- ECB’s Trichet: Rates appropriate; less demand from European banks for ECB liquidity, FX volatility negative for economic and financial stability
- US weekly jobless claims fall 11,000 to 445,000
- Ireland has no intention of imposing losses on senior bank debt holders
- Fed’s Fisher: Crisis-like use of Fed arsenal not needed; fears competitive quantitative ease
- Fed’s Hoenig: Raise rates to 1%, fears unintended consequences of QE
- IMF’s Strauss-Kahn: “No mood” for world currency deal
- US consumer credit falls $3.3 bln in August
- S&P 500 falls 0.2% to 1158; gold closes nearly $30 from $1364 highs, reaches $1326 intraday
- US 2-yr note falls nearly 3 bp to 0.36%, 10-yr note unch at 2.38%
Markets are always most volatile at tops and bottoms, the old adage goes. If so, maybe we are near a dollar bottom…
EUR/USD surged through very large defense ahead of 1.4000 barrier options (well in excess of EUR 600 mln was sold defending that level) after ECB’s Trichet noted that the funding needs of the European banking system fell by EUR 79 bln, indicating some of the weaker banks have been able to secure funding in the markets rather than having to rely on the ECB, a positive for the system.
The rally did not last long, however. We stalled at 1.4030 a soon began a sharp retracement. Trichet raised objections to recent currency “volatility” as EUR/USD cleared the 1.4000 level. Selling from the Middle East was noted on the way back below 1.4000 and soon stops below 1.3960 were triggered. More went below 1.3920, 1.3900 and especially 1.3880 EUR/USD bottomed at 1.3857 in early afternoon in New York.
Chinese buying in the 1.3860s (no doubt buying back some of the EUR/USD they lost toward 1.4000 at a healthy profit.) helped stabilize the market and lowered fears of a collapse. Prices rebounded into the 1.3920s in late afternoon trade as intraday shorts covered and dip buyers took advantage of cheaper prices. Offers are seen in the 1.3960 area now on rebounds, and again toward 1.4000.
USD/JPY fell to 82.11 as the dollar reached its nadir but selling of EUR/JPY helped keep USD/JPY rebounds quite shallow. 82.52 was the rebound high. EUR/JPY fell as low as 114.25 from 115.65 and closes at 114.75.
EUR/GBP fell as EUR/USD tumbled, cushioning the blow to cable as it pulled back from 1.6017 highs. Those highs were put in place within 35 minutes of the BOE announcement that it had made no move on rates or quantitative ease. The subsequent high stalled below 1.6000 and lows of 1.5830. We close at 1.5875.

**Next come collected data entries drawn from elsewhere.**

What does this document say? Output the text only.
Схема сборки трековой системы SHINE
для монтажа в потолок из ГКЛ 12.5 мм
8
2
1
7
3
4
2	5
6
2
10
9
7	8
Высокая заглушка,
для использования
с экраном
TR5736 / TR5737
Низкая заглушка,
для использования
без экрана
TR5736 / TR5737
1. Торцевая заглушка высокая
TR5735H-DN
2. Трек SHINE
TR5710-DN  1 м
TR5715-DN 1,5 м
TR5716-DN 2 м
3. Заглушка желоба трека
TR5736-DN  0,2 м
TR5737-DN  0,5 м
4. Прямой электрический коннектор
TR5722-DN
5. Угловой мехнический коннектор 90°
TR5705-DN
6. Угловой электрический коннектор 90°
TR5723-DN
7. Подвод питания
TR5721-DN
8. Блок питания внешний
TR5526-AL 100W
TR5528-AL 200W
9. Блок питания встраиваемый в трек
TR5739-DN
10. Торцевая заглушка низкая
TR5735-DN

AUD/USD traded up to 0.9920, the highest level in over 32 years before turning sharply lower as the dollar slide in early US trade proved exhaustive. 0.9783 was the intraday low during New York hours, revisiting the levels where AUD traded before the upbeat employment report. We close at 0.9825, below the July 2008 highs of 0.9849, suggesting we may have had a blow-off top today.
USD/CAD did not even equal yesterday’s lows despite the meltdown in the greenback across the bard. It shot up to 1.0210 on short-covering before closing at 1.0175.